Über das Spannungsverhältnis zwischen Nord- und Südreich schreibt S. Herrmann16: "Wenn mit dem alttestamentlichen Königtum die Idee des Messias pauschal verbunden wird, ergeben sich für Israel Schwierigkeiten, weil dort jeder Anhalt dafür fehlt; die Voraussetzungen zur messianischen Idee liegen hingegen einzig und allein in Jerusalem, wo das dynastische Königtum auch die Erneuerung oder Wiedergeburt eines Herrschers aus ein und demselben Stamm denkbar erscheinen ließ. Logisch und sachlich stehen deswegen die Königtümer von Israel und Juda in einem Spannungsverhältnis, das erklärbar wird, sobald man damit ernst macht, dass es die Königtümer zweier strukturell verschiedener Stammesverbände sind. In diesem Spannungsverhältnis liegt auch einer der Gründe für die immer wieder lebendig gewordene Kritik am Königtum, die von Israel ausging, aber in ihrer Erweiterung auf Juda die historischen Wurzeln missachtete und damit das historische Herrschertum der Davididen in unbillig schlechtes Licht rückte." Und Alt schreibt17: "Dass man auf dem Boden des zerstörten Reiches Israel für den Fall der Befreiung von der Herrschaft der Assyrer in einem Anschluss an das Reich der Davididen das Heil gesehen hätte, ist schwerlich anzunehmen; dem hätte die ganze Tradition des eigenen Reiches widersprochen."
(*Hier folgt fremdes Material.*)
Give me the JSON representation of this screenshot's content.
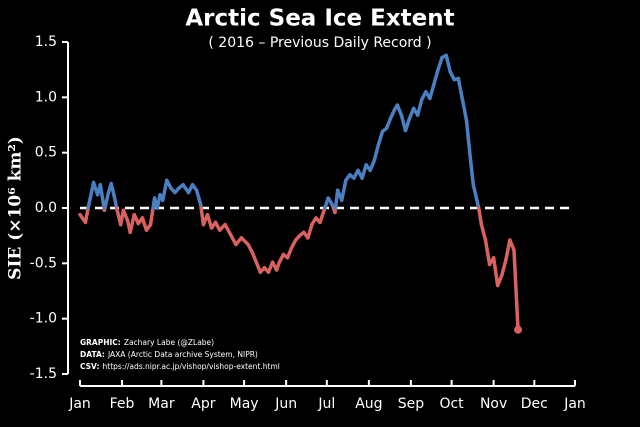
{
  "chart_data": {
    "type": "line",
    "title": "Arctic Sea Ice Extent",
    "subtitle": "( 2016 – Previous Daily Record )",
    "y_label": "SIE (×10⁶ km²)",
    "x": [
      0,
      4,
      6,
      10,
      13,
      15,
      18,
      21,
      23,
      25,
      27,
      30,
      32,
      35,
      37,
      40,
      43,
      46,
      49,
      52,
      55,
      57,
      59,
      61,
      64,
      67,
      70,
      73,
      76,
      80,
      83,
      86,
      89,
      91,
      94,
      97,
      100,
      103,
      107,
      111,
      115,
      119,
      124,
      127,
      130,
      133,
      136,
      139,
      142,
      145,
      147,
      150,
      153,
      156,
      159,
      162,
      165,
      168,
      171,
      174,
      177,
      180,
      183,
      186,
      188,
      190,
      193,
      196,
      199,
      202,
      205,
      208,
      211,
      214,
      217,
      220,
      223,
      226,
      229,
      232,
      234,
      237,
      240,
      243,
      246,
      249,
      252,
      255,
      258,
      261,
      264,
      267,
      270,
      273,
      276,
      279,
      282,
      285,
      288,
      290,
      294,
      296,
      299,
      302,
      305,
      308,
      311,
      314,
      317,
      320,
      323
    ],
    "series": [
      {
        "positive_color": "#4a80c2",
        "negative_color": "#d9615f",
        "values": [
          -0.06,
          -0.13,
          0,
          0.23,
          0.12,
          0.21,
          -0.02,
          0.14,
          0.22,
          0.12,
          0,
          -0.15,
          -0.02,
          -0.11,
          -0.22,
          -0.06,
          -0.14,
          -0.09,
          -0.2,
          -0.15,
          0.09,
          0,
          0.12,
          0.07,
          0.25,
          0.18,
          0.14,
          0.18,
          0.21,
          0.14,
          0.21,
          0.16,
          0.03,
          -0.15,
          -0.06,
          -0.18,
          -0.13,
          -0.2,
          -0.15,
          -0.24,
          -0.33,
          -0.27,
          -0.33,
          -0.4,
          -0.49,
          -0.58,
          -0.54,
          -0.58,
          -0.49,
          -0.56,
          -0.49,
          -0.42,
          -0.45,
          -0.36,
          -0.29,
          -0.25,
          -0.22,
          -0.27,
          -0.15,
          -0.09,
          -0.13,
          -0.02,
          0.09,
          0.03,
          -0.04,
          0.16,
          0.07,
          0.25,
          0.3,
          0.27,
          0.34,
          0.27,
          0.39,
          0.34,
          0.43,
          0.57,
          0.69,
          0.72,
          0.81,
          0.89,
          0.93,
          0.84,
          0.7,
          0.81,
          0.9,
          0.84,
          0.98,
          1.05,
          0.99,
          1.12,
          1.25,
          1.36,
          1.38,
          1.23,
          1.16,
          1.17,
          0.98,
          0.79,
          0.43,
          0.21,
          0,
          -0.15,
          -0.29,
          -0.51,
          -0.45,
          -0.7,
          -0.61,
          -0.47,
          -0.29,
          -0.38,
          -1.1
        ]
      }
    ],
    "end_marker": true,
    "zero_line": true,
    "xlim": [
      0,
      365
    ],
    "xticks": [
      {
        "value": 0,
        "label": "Jan"
      },
      {
        "value": 31,
        "label": "Feb"
      },
      {
        "value": 60,
        "label": "Mar"
      },
      {
        "value": 91,
        "label": "Apr"
      },
      {
        "value": 121,
        "label": "May"
      },
      {
        "value": 152,
        "label": "Jun"
      },
      {
        "value": 182,
        "label": "Jul"
      },
      {
        "value": 213,
        "label": "Aug"
      },
      {
        "value": 244,
        "label": "Sep"
      },
      {
        "value": 274,
        "label": "Oct"
      },
      {
        "value": 305,
        "label": "Nov"
      },
      {
        "value": 335,
        "label": "Dec"
      },
      {
        "value": 365,
        "label": "Jan"
      }
    ],
    "ylim": [
      -1.5,
      1.5
    ],
    "yticks": [
      1.5,
      {
        "value": 1,
        "label": "1.0"
      },
      0.5,
      {
        "value": 0,
        "label": "0.0"
      },
      -0.5,
      {
        "value": -1,
        "label": "-1.0"
      },
      -1.5
    ],
    "notes": [
      {
        "label": "GRAPHIC:",
        "text": "Zachary Labe (@ZLabe)"
      },
      {
        "label": "DATA:",
        "text": "JAXA (Arctic Data archive System, NIPR)"
      },
      {
        "label": "CSV:",
        "text": "https://ads.nipr.ac.jp/vishop/vishop-extent.html"
      }
    ]
  }
}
Im Hinblick auf das Johannesevangelium und seine Heilserwartung möchte ich ähnlich formulieren: Dass im Bereich des ehemaligen Nordreiches lebende Israeliten und die Christen unter ihnen in einem Anschluss an einen Davidsohn, der in Bethlehem von einer Jungfrau geboren werden sollte, das Heil gesehen hätten, ist schwerlich anzunehmen; dem hätte die ganze Theologie des Nordreiches widersprochen18. Für die grundsätzliche Andersartigkeit christlicher Nordreichstheologie stehen zur Zeit des vierten Evangelisten immer noch die Worte aus 1 Kön 12,16: "Als aber ganz Israel sah, dass der König (sc. der Davidide Rehabeam) sie nicht hören wollte, gab das Volk dem König Antwort und sprach: Was haben wir für Teil an David oder Erbe am Sohn Isais?" Und 1 Kön 12,19 heißt es: "Also fiel Israel ab vom Hause David bis auf diesen Tag." In 2 Sam 20,1f wird der Ort genannt, an dem diese Worte ausgesprochen worden sind: Sichem!19

Nordreich und Südreich - zwei Reiche - zwei Theologien - zwei Christologien! Sicher gab es Mischformen, aber bei Johannes finden wir eine fast lupenreine Nordreichstheologie, die sich in Joh 1,43ff, 7,40ff und 12,3420 ganz klar von der Südreichs-Erwartung abgrenzt. Eine solche Nordreichstheologie und -christologie wie die johanneische war bestimmt für viele Nordreich-Juden und -Samaritaner der einzig mögliche Weg, sie zum Glauben an Jesus als das Heil zu führen - der einzig mögliche Weg, der dann in der Zeit des Niedergangs der Davids-Erwartung nach dem Jahre 70 sicher viele Sympathisanten fand.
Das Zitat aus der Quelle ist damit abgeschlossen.